First, make sure you’re taking advantage of all the tax deductions you’re entitled to. Things like business expenses, office supplies, business travel, vehicle expenses, rent and utilities, and employee benefits are often tax deductible.

You should also consider your business’s structure. Sole proprietorships and partnerships are taxed based on the individual income tax rates of their owners, corporations are taxed at corporate tax rates, and LLCs can choose to be taxed as corporations or based on the individual income tax rates of their owners. The structure you choose can significantly impact your tax bill.

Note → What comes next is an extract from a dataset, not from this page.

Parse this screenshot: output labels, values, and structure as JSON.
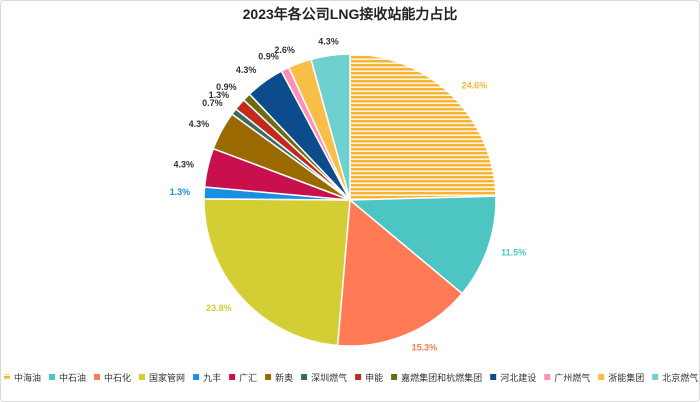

Another strategy is to time income and expenses strategically. For example, delaying billings or payments until after the new year can shift tax liability to the next tax year. You might also prepay certain business expenses at the end of the year to get additional deductions.

Some states offer tax incentives or creative tax deductions for small businesses to spur economic growth. Check if your state provides tax credits, exemptions or deductions for research and development, job creation, or other business activities. You might also explore tax credits for hiring veterans, research and development, and providing employee health insurance.

Don’t pay more tax than necessary

As a small business owner, lowering your tax bill should always be a priority. The more money you can keep in your pocket, the more you can invest back into your business. With some creative planning and the help of a tax professional, you can take control of your small business taxes. Make sure you understand how your federal, state, and local business taxes apply, so you can plan accordingly and take advantage of any creative tax deductions for small businesses that you’re entitled to.